Luftwaffenstützpunkt in Syrien
39 Tote bei Absturz von russischem Militärflugzeug

Moskau. Die Maschine stürzte ganz in der Nähe der Basis am Mittelmeer ab. Das russische Militär nennt technisches Versagen als Ursache.

Beim Absturz eines russischen Frachtflugzeugs auf dem russischen Luftwaffenstützpunkt in Syrien sind nach jüngsten Angaben des Verteidigungsministeriums 39 Menschen ums Leben gekommen. Bei den Toten handele es sich um 33 Passagiere und sechs Besatzungsmitglieder, teilte das Ministerium in Moskau mit. Die Maschine vom Typ An-26 sei nur 500 Meter von der Rollbahn entfernt abgestürzt, hieß es. Das russische Militär hatte die Zahl der Toten zuvor mit 32 angegeben.

Das Militär machte technisches Versagen für den Vorfall verantwortlich. Russland, der wichtigste Verbündete des syrischen Präsidenten Baschar al-Assad, hat in Syrien den Militärstützpunkt Hemeimim in der Nähe der Mittelmeerküste geleast. Die Basis ist weit entfernt von der Front, geriet aber im Dezember unter Beschuss. Das russische Militär betonte, das Frachtflugzeug sei nicht beschossen worden. Zugleich wurden umfassende Ermittlungen angekündigt.

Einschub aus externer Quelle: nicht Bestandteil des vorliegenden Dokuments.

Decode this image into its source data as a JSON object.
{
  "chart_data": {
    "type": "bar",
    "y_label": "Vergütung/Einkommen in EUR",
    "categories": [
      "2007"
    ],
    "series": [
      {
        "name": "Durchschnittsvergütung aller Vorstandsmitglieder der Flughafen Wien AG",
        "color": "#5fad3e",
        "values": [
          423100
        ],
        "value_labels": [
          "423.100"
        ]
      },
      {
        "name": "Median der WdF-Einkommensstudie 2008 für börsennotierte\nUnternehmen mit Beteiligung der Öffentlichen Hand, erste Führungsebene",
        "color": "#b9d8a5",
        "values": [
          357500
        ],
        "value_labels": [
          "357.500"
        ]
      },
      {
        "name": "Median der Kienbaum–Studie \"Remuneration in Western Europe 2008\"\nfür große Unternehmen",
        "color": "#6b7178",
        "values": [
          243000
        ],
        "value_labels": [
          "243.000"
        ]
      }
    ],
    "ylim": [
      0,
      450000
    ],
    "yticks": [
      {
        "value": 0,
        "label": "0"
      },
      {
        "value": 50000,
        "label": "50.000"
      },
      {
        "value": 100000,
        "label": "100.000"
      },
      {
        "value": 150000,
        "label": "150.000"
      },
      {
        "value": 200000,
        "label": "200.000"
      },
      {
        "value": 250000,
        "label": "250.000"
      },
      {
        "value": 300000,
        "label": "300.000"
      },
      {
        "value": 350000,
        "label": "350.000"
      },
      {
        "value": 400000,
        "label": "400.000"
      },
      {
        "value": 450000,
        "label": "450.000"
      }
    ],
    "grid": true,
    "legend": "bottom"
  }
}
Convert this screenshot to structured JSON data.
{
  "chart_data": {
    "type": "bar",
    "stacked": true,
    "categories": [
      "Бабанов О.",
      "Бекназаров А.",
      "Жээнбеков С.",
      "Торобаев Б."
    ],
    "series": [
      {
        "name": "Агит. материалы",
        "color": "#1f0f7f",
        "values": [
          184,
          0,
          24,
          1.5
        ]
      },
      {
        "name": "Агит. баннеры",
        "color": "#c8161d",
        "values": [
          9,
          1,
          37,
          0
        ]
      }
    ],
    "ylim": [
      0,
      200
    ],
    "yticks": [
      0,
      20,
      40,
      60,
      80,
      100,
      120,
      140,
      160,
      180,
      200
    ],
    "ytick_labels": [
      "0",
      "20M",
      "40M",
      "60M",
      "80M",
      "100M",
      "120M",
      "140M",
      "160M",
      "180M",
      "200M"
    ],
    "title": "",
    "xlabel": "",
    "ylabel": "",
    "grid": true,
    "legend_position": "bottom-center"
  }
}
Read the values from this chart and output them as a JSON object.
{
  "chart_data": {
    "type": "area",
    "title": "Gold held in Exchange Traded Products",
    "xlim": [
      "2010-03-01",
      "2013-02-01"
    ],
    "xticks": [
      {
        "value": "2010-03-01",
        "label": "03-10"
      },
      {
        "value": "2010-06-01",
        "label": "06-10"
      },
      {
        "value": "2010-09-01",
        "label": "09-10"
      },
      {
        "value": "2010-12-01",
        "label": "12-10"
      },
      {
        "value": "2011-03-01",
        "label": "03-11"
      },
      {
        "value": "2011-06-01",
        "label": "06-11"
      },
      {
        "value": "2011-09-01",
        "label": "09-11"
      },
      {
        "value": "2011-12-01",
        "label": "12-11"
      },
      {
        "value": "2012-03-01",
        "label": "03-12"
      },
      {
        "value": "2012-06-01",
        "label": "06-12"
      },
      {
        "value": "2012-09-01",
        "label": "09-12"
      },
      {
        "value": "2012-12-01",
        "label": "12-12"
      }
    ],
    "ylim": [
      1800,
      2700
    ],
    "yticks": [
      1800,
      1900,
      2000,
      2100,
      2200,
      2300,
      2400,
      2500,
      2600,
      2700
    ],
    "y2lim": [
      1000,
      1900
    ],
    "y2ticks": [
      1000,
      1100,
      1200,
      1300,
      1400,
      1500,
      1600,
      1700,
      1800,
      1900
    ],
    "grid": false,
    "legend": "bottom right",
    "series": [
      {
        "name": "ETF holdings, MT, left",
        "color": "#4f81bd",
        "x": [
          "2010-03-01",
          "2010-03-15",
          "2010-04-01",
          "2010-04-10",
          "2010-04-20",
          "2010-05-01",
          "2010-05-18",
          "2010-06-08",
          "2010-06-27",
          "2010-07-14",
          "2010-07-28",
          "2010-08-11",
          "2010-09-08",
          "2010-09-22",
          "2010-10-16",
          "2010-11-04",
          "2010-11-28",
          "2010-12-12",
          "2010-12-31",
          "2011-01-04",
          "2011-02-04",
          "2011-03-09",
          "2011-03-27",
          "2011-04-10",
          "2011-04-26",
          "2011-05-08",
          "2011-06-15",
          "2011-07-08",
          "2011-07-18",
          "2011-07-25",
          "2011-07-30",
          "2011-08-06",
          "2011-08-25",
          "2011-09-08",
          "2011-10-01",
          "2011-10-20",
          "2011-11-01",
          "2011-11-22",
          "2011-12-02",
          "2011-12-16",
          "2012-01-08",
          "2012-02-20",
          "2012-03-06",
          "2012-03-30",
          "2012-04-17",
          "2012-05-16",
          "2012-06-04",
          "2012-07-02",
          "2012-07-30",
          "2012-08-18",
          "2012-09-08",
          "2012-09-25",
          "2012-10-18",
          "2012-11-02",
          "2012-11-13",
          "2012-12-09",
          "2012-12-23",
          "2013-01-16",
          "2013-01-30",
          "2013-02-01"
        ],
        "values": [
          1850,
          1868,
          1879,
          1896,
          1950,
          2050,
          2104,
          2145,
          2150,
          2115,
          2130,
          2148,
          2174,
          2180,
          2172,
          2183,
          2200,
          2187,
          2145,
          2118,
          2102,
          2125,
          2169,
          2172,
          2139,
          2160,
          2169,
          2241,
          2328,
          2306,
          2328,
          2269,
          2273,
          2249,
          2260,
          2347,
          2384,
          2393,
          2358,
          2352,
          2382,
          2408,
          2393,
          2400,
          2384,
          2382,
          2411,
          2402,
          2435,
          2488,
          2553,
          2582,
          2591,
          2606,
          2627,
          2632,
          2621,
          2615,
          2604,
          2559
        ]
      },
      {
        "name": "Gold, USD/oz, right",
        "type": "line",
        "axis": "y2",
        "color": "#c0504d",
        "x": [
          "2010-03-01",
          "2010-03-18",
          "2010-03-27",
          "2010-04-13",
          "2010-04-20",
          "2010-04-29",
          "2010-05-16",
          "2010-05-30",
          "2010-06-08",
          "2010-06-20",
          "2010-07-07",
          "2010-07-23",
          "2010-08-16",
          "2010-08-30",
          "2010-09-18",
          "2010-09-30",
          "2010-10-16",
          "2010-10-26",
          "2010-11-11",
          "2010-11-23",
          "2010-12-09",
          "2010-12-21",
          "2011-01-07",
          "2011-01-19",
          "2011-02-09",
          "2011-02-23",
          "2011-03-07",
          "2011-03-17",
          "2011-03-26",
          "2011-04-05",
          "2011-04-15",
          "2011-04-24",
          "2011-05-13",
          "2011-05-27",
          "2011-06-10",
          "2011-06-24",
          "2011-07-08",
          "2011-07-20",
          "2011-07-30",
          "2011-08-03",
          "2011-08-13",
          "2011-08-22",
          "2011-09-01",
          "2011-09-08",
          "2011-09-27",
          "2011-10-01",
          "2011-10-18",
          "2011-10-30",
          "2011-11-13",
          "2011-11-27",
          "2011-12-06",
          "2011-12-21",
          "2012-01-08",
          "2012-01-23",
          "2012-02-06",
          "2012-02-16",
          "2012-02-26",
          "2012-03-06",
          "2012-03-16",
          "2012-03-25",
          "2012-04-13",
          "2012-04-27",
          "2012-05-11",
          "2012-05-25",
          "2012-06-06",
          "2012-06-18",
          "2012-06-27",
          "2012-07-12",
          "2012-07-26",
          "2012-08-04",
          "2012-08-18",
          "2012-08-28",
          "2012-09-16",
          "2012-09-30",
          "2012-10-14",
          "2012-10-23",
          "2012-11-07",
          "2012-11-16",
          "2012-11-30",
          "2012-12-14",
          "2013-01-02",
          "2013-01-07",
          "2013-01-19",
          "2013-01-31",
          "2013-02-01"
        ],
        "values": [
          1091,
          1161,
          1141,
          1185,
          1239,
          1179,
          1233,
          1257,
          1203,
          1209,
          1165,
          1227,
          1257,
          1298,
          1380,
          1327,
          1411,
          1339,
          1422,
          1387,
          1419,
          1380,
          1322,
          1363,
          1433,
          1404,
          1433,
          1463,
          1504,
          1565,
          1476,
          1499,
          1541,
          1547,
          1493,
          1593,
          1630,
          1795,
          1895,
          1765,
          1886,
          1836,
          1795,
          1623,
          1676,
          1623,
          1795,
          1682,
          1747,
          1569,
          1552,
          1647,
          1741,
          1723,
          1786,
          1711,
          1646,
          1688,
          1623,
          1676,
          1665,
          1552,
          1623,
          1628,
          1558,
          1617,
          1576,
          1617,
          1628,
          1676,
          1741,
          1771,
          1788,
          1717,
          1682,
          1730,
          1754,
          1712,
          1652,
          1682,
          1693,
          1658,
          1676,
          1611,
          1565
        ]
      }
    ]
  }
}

Zweiter Absturz eines russischen Militärflugzeugs in Syrien

Präsident Wladimir Putin drückte den Angehörigen der Opfer sein Beileid aus, wie russische Medien unter Berufung auf seinen Sprecher Dmitri Peskow berichteten. Putin sei von Verteidigungsminister Sergej Schoigu über den Absturz informiert worden.

Es war der zweite Absturz eines russischen Militärflugzeugs in Syrien in diesem Jahr. Im Februar wurde ein Kampfflugzeug vom Typ Su-25 über der Provinz Idlib von einer Flugabwehrrakete getroffen.

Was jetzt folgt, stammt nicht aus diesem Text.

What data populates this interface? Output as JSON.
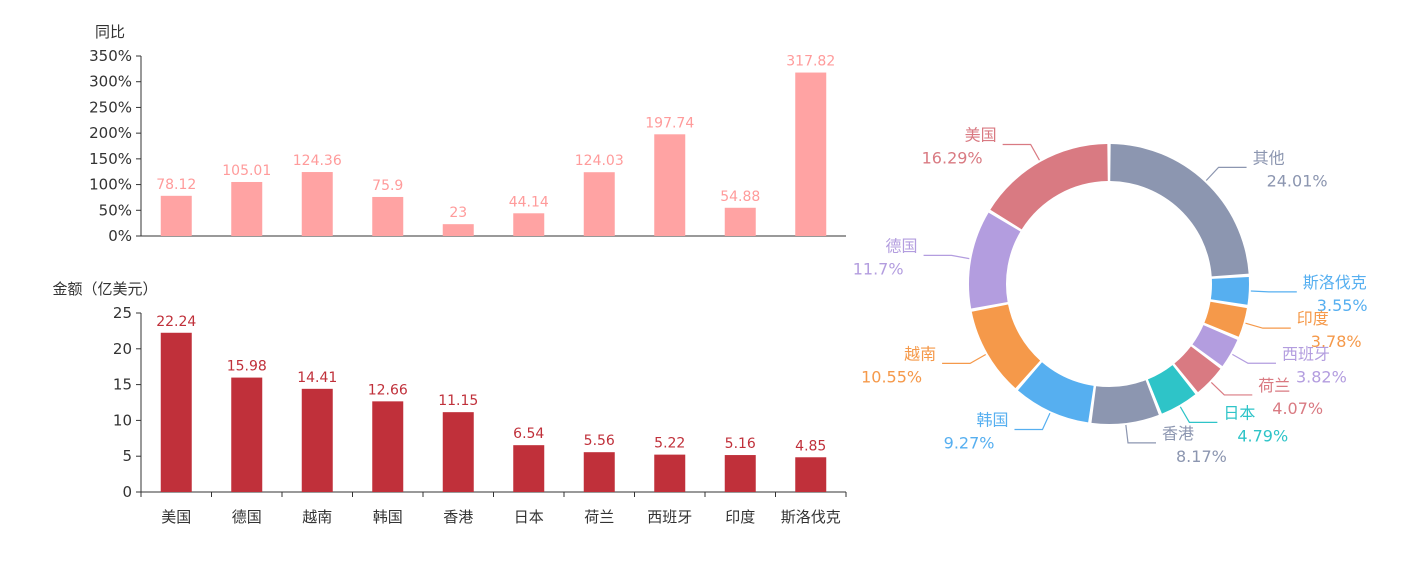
{
  "chart_data": [
    {
      "type": "bar",
      "ylabel": "同比",
      "ylim": [
        0,
        350
      ],
      "yticks": [
        "0%",
        "50%",
        "100%",
        "150%",
        "200%",
        "250%",
        "300%",
        "350%"
      ],
      "categories": [
        "美国",
        "德国",
        "越南",
        "韩国",
        "香港",
        "日本",
        "荷兰",
        "西班牙",
        "印度",
        "斯洛伐克"
      ],
      "values": [
        78.12,
        105.01,
        124.36,
        75.9,
        23,
        44.14,
        124.03,
        197.74,
        54.88,
        317.82
      ],
      "labels": [
        "78.12",
        "105.01",
        "124.36",
        "75.9",
        "23",
        "44.14",
        "124.03",
        "197.74",
        "54.88",
        "317.82"
      ],
      "bar_color": "#ffa3a3",
      "label_color": "#ff9b9b"
    },
    {
      "type": "bar",
      "ylabel": "金额（亿美元）",
      "ylim": [
        0,
        25
      ],
      "yticks": [
        "0",
        "5",
        "10",
        "15",
        "20",
        "25"
      ],
      "categories": [
        "美国",
        "德国",
        "越南",
        "韩国",
        "香港",
        "日本",
        "荷兰",
        "西班牙",
        "印度",
        "斯洛伐克"
      ],
      "values": [
        22.24,
        15.98,
        14.41,
        12.66,
        11.15,
        6.54,
        5.56,
        5.22,
        5.16,
        4.85
      ],
      "labels": [
        "22.24",
        "15.98",
        "14.41",
        "12.66",
        "11.15",
        "6.54",
        "5.56",
        "5.22",
        "5.16",
        "4.85"
      ],
      "bar_color": "#c0303a",
      "label_color": "#c0303a"
    },
    {
      "type": "pie",
      "donut": true,
      "slices": [
        {
          "name": "其他",
          "value": 24.01,
          "label": "24.01%",
          "color": "#8c96b0"
        },
        {
          "name": "斯洛伐克",
          "value": 3.55,
          "label": "3.55%",
          "color": "#56aff0"
        },
        {
          "name": "印度",
          "value": 3.78,
          "label": "3.78%",
          "color": "#f5994a"
        },
        {
          "name": "西班牙",
          "value": 3.82,
          "label": "3.82%",
          "color": "#b39ddf"
        },
        {
          "name": "荷兰",
          "value": 4.07,
          "label": "4.07%",
          "color": "#d97a82"
        },
        {
          "name": "日本",
          "value": 4.79,
          "label": "4.79%",
          "color": "#2ec4c8"
        },
        {
          "name": "香港",
          "value": 8.17,
          "label": "8.17%",
          "color": "#8c96b0"
        },
        {
          "name": "韩国",
          "value": 9.27,
          "label": "9.27%",
          "color": "#56aff0"
        },
        {
          "name": "越南",
          "value": 10.55,
          "label": "10.55%",
          "color": "#f5994a"
        },
        {
          "name": "德国",
          "value": 11.7,
          "label": "11.7%",
          "color": "#b39ddf"
        },
        {
          "name": "美国",
          "value": 16.29,
          "label": "16.29%",
          "color": "#d97a82"
        }
      ]
    }
  ]
}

Die Antonow An-26 ist ein zweimotoriges Transportflugzeug, das Ende der 1960er-Jahre in der Sowjetunion entworfen wurde. Die Produktion wurde 1986 eingestellt. In Russland und zahlreichen anderen Ländern weltweit sind aber noch immer viele Maschinen dieses Typs unterwegs. Die Nachrichtenagentur Ria Nowosti zitierte am Dienstag Generaloberst Nikolai Antoschkin, den früheren Vizebefehlshaber der russischen Luftwaffe, mit den Worten, die An-26 sei eine "verlässliche Maschine".